Wednesday, February 21, 2007

Last light

It used to be that boarding a ship on the Great Lakes was to take your life into your own hands. Fickle weather, submerged shoals and tricky currents wreaked havoc in the early days of shipping on those waters. The building of lighthouses as an aid to navigation flourished in the late 1800s, mostly for protection of the burgeoning mining and lumber interests in the region. The state of Michigan, bordered on three sides by water, boasts nearly 120 lighthouses along its shores.

Advancements in navigation and the advent of GPS technology have long since rendered the old lighthouse obsolete.
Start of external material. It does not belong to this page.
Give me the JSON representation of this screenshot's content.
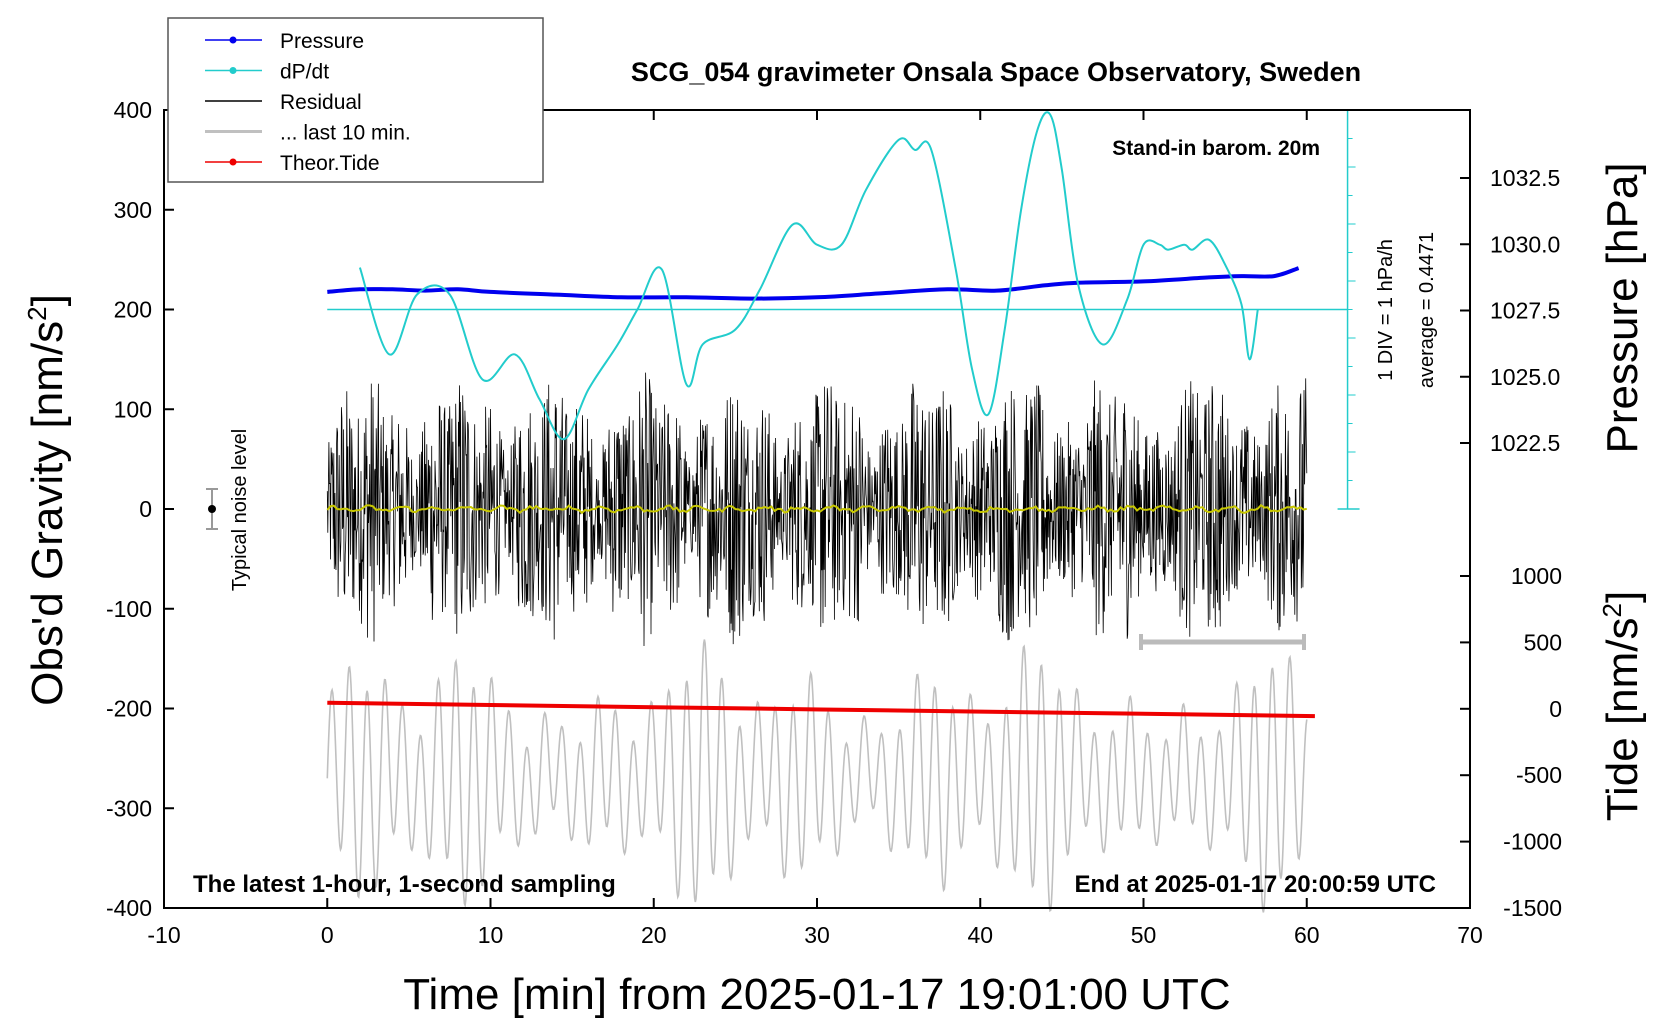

Technological aids to navigation can point out the exact location of shoals and currents, where the best that the old lighthouse could do was to mark the general location of navigational traps, then provide someone to pick up the pieces when a ship met disaster. These quaint relics now stand in various locations around the world and provide photographic fodder and memories of ships that depended on the beacons and the unique men and women who maintained these lonely outposts. Only the buildings and the stories remain.

This is the Sherwood Point light station, located at the confluence of Sturgeon Bay and Green Bay in Door County, Wisconsin. In 1983, it became the final lighthouse on the Great Lakes to turn its light over to automation. It marked the passage of an era where each point of light along the shore had a person attached to it.

Click on picture to enlarge. Photograph © 2007 James Jordan.

2 comments:

Anonymous said...

Snow and a lighthouse, what a beautiful combination.

JAM said...

This is a wonderful photo. The light is beautiful, as is the whole image, lighthouse and all, but the shadows of the bare trees on that open expanse of snow is the perfect touch.